A winner in last night’s primary

Posted September 15th, 2010 in Uncategorized by Jeff Bentoff

With all the chatter about new media overtaking old, the primary election for Wisconsin’s 7th Senate District demonstrated that print and other forms of old media are still holding office.

In fact, my house received a record number – in the dozens – of flyers and postcards, large and small, fancy and funny, caustic and colorful, mostly from front groups for or against the candidates.  The Photoshopping was typically done in a campy style that made the candidates look variously like a criminal, the author of a self-help book, even a king.  I had to laugh. I also got tons of autodial calls. These weren’t funny because by nature such calls are just so annoying. And TV ads ran in the race.

But there wasn’t much Senate primary chatter in my social media world, almost none. Nothing like I saw from the traditional media and communication methods.

If new media is king, what gives?

The prevalence of mailed lit and robocalls stemmed from the need of campaigns to target voters in a primary. I vote every election, even in obscure primaries. So candidates in this primary knew I’d vote, and they made sure, over and over, to get their message to me. They’re willing to spend money on me since I’m going to the polls either way. And some of my neighbors based on history weren’t voting, so dollars weren’t wasted on them. (In multiple ways, targeting is much harder on TV, where statewide and national electoral fights mainly take place, but the districts in this race were big enough to make some TV ads useful.)

Why less influence of new media? The candidates couldn’t rely just on my Facebook friends, the tweeters I follow or the bloggers I read to get their message to me on a local race that’s not of general interest – a state Senate primary. There was no way they could generate a chorus of genuine friends to influence me. My friends didn’t seem to care, at least I didn’t hear much about the race in my social media circles, and frankly, I wasn’t looking for their input.

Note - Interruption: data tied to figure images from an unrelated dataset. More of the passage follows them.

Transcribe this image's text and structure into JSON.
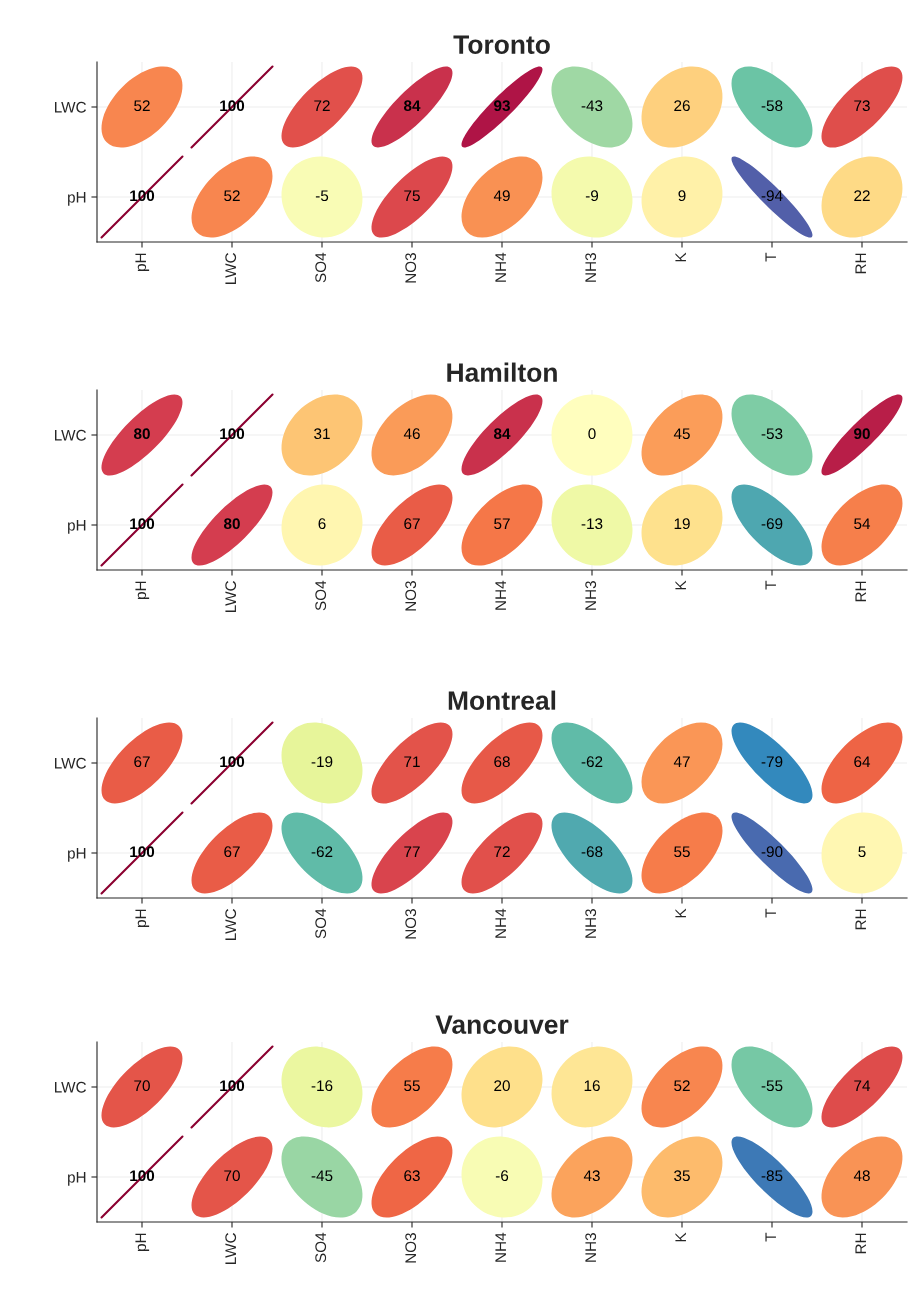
{
  "chart_data": [
    {
      "type": "heatmap",
      "title": "Toronto",
      "data_labels": true,
      "categories": [
        "pH",
        "LWC",
        "SO4",
        "NO3",
        "NH4",
        "NH3",
        "K",
        "T",
        "RH"
      ],
      "y_categories": [
        "LWC",
        "pH"
      ],
      "grid": true,
      "cells": [
        [
          52,
          100,
          72,
          84,
          93,
          -43,
          26,
          -58,
          73
        ],
        [
          100,
          52,
          -5,
          75,
          49,
          -9,
          9,
          -94,
          22
        ]
      ]
    },
    {
      "type": "heatmap",
      "title": "Hamilton",
      "data_labels": true,
      "categories": [
        "pH",
        "LWC",
        "SO4",
        "NO3",
        "NH4",
        "NH3",
        "K",
        "T",
        "RH"
      ],
      "y_categories": [
        "LWC",
        "pH"
      ],
      "grid": true,
      "cells": [
        [
          80,
          100,
          31,
          46,
          84,
          0,
          45,
          -53,
          90
        ],
        [
          100,
          80,
          6,
          67,
          57,
          -13,
          19,
          -69,
          54
        ]
      ]
    },
    {
      "type": "heatmap",
      "title": "Montreal",
      "data_labels": true,
      "categories": [
        "pH",
        "LWC",
        "SO4",
        "NO3",
        "NH4",
        "NH3",
        "K",
        "T",
        "RH"
      ],
      "y_categories": [
        "LWC",
        "pH"
      ],
      "grid": true,
      "cells": [
        [
          67,
          100,
          -19,
          71,
          68,
          -62,
          47,
          -79,
          64
        ],
        [
          100,
          67,
          -62,
          77,
          72,
          -68,
          55,
          -90,
          5
        ]
      ]
    },
    {
      "type": "heatmap",
      "title": "Vancouver",
      "data_labels": true,
      "categories": [
        "pH",
        "LWC",
        "SO4",
        "NO3",
        "NH4",
        "NH3",
        "K",
        "T",
        "RH"
      ],
      "y_categories": [
        "LWC",
        "pH"
      ],
      "grid": true,
      "cells": [
        [
          70,
          100,
          -16,
          55,
          20,
          16,
          52,
          -55,
          74
        ],
        [
          100,
          70,
          -45,
          63,
          -6,
          43,
          35,
          -85,
          48
        ]
      ]
    }
  ]
}
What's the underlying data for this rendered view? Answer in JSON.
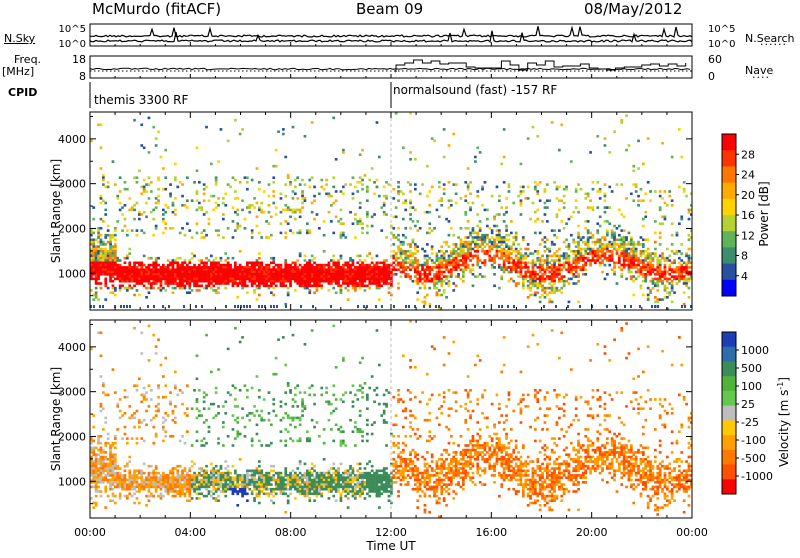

So one of the winners last night was the traditional means of communicating. Though I’m betting that just like with a state Senate seat, this incumbent can’t hang on forever.

2 Responses so far.

  1. Paul Holley says:

    Jeff: I think there was more political social media activity than you realize. It was selectively aimed at campaign volunteers, supporters, donors, etc.
    For example, the Walker campaign was Tweeting a lot. You could see it pop up on Wis Politics from time to time. In my community, a first-time legislative candidate established an email database and emailed alerts about upcoming campaign events, volunteer opps, etc. Candidates are also using Facebook fan pages to connect w-supporters.
    As you correctly pointed out, none of this shows up to the casual observer.
    But give it time (probably another cycle or so.) Social media will eventually become the new lit drop.


  2. uwmryan says:

    Good post. I actually thought Barrett did a great job with his YouTube advertising campaign. Though I find that type of advertising extreemly annoying, I couldn’t escape them from popping up for 10-20 seconds before every video I wanted to watch.